The questions kept coming.
What will Gelo eat in kiddie parties? What will he think of other meat-munching kids? How will you help him deal with peer pressure associated with his "different" food preferences? Why-what? Like being Vegan is an affliction?

Friends even warn that Gelo will blame us someday for depriving him of meaty pleasures.
But I’d like to believe he’ll thank us instead for not loading him up with cholesterol and carcinogens, derived from a meat or animal fat diet.




If ever he becomes a meat eater by choice in adult life, we’d be way passed the years when parents struggle with picky eaters which is really one of our issues.

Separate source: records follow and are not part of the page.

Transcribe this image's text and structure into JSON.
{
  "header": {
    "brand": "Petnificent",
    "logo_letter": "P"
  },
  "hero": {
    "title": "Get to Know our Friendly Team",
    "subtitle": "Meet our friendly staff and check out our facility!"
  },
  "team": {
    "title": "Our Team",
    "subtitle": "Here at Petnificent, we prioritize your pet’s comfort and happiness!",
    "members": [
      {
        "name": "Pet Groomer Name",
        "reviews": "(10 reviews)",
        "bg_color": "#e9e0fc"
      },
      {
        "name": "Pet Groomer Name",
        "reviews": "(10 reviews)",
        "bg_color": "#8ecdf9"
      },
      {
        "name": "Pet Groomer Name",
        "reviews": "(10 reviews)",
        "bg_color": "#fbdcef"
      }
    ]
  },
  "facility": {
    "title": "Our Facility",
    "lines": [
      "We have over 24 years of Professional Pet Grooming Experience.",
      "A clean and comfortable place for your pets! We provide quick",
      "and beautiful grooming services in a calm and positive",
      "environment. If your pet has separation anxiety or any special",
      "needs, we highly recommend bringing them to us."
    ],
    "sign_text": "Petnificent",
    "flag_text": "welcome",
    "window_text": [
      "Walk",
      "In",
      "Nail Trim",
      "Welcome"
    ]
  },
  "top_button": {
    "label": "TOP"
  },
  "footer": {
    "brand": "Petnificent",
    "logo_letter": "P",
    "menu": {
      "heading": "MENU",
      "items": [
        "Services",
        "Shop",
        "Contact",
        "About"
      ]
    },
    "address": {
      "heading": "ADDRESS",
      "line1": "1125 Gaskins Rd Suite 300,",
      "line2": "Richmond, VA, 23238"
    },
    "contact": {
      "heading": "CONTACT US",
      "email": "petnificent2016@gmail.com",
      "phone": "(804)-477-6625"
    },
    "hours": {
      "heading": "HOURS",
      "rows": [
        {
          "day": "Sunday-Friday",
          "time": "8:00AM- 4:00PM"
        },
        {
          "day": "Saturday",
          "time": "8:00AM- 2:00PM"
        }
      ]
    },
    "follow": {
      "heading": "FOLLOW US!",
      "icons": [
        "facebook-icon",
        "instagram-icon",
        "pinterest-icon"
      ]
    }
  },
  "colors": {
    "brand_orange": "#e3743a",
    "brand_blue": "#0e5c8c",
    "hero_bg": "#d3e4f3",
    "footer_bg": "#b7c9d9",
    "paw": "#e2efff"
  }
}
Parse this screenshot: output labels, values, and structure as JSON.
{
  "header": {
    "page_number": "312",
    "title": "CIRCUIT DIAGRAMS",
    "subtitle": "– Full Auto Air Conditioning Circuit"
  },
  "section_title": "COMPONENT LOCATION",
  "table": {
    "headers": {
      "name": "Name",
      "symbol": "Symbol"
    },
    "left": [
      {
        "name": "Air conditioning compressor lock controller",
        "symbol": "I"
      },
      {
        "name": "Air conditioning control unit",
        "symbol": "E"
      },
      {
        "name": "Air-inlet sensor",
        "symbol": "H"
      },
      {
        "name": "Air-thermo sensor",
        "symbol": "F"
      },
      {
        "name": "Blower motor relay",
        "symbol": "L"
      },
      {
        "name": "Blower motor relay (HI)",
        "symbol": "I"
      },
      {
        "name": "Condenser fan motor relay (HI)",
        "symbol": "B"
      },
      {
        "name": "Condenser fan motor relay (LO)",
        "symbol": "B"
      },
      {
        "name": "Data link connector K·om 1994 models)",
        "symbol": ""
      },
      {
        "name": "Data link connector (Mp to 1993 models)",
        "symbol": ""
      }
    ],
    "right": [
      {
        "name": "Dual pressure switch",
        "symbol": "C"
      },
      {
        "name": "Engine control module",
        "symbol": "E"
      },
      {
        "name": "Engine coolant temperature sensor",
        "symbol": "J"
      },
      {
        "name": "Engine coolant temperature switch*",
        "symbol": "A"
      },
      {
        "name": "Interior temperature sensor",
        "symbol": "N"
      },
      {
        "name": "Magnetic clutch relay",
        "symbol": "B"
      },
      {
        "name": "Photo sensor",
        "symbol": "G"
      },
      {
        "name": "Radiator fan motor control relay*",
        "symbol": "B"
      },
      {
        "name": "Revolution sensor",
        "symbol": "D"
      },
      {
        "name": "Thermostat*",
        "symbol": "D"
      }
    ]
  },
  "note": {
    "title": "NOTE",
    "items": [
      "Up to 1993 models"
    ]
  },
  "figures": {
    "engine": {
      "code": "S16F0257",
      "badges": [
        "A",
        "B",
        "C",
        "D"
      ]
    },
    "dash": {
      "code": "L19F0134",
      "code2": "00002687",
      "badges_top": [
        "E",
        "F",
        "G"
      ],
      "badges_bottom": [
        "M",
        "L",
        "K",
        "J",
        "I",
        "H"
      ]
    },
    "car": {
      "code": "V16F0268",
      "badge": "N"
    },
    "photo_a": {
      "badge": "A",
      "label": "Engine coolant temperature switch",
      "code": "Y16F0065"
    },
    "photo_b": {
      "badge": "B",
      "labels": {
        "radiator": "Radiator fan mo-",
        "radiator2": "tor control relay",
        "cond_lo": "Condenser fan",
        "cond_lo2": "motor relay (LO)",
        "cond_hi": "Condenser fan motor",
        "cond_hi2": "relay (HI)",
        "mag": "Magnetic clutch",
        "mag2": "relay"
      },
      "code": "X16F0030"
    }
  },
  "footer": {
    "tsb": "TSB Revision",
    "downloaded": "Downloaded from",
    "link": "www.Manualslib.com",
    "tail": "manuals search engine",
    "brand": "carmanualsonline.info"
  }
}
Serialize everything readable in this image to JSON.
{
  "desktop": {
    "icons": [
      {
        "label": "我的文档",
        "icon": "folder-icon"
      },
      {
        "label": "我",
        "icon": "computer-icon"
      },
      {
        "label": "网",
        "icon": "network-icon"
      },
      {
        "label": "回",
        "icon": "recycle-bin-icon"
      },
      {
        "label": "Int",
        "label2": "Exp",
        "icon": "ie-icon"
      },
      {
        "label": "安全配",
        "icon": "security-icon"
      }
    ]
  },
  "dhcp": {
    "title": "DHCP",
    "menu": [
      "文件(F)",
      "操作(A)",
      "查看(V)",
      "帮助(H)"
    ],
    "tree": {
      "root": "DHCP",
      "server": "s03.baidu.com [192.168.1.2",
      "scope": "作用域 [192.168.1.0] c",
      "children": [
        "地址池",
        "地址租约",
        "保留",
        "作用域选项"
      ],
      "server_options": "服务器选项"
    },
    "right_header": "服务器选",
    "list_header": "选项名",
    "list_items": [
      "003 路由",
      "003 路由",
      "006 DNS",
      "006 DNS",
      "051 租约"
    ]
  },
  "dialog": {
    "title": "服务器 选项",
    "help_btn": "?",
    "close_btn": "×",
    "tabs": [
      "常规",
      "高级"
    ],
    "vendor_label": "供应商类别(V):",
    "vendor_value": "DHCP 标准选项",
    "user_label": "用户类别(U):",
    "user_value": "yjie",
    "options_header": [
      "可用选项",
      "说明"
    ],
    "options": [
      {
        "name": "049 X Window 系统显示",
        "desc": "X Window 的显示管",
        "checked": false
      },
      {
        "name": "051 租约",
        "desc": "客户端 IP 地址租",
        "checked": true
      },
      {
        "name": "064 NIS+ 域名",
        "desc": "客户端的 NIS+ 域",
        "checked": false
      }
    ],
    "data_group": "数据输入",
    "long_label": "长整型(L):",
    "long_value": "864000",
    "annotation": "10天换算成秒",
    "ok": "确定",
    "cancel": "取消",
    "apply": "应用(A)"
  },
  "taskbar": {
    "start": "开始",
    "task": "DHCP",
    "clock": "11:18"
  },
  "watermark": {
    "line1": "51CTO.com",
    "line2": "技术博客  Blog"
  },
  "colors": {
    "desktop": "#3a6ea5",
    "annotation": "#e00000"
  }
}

Picky eaters are a growing legion in this fast food age, when the only thing edible to a child is something meaty and fried. My wife and I heard one too many horror stories from other parents whose children ONLY eat hotdog or fried chicken everyday and will not touch anything else. Other parents regret the fact that they introduced vegetables too late in a child’s life, when he has already developed a preference for meat (and only meat).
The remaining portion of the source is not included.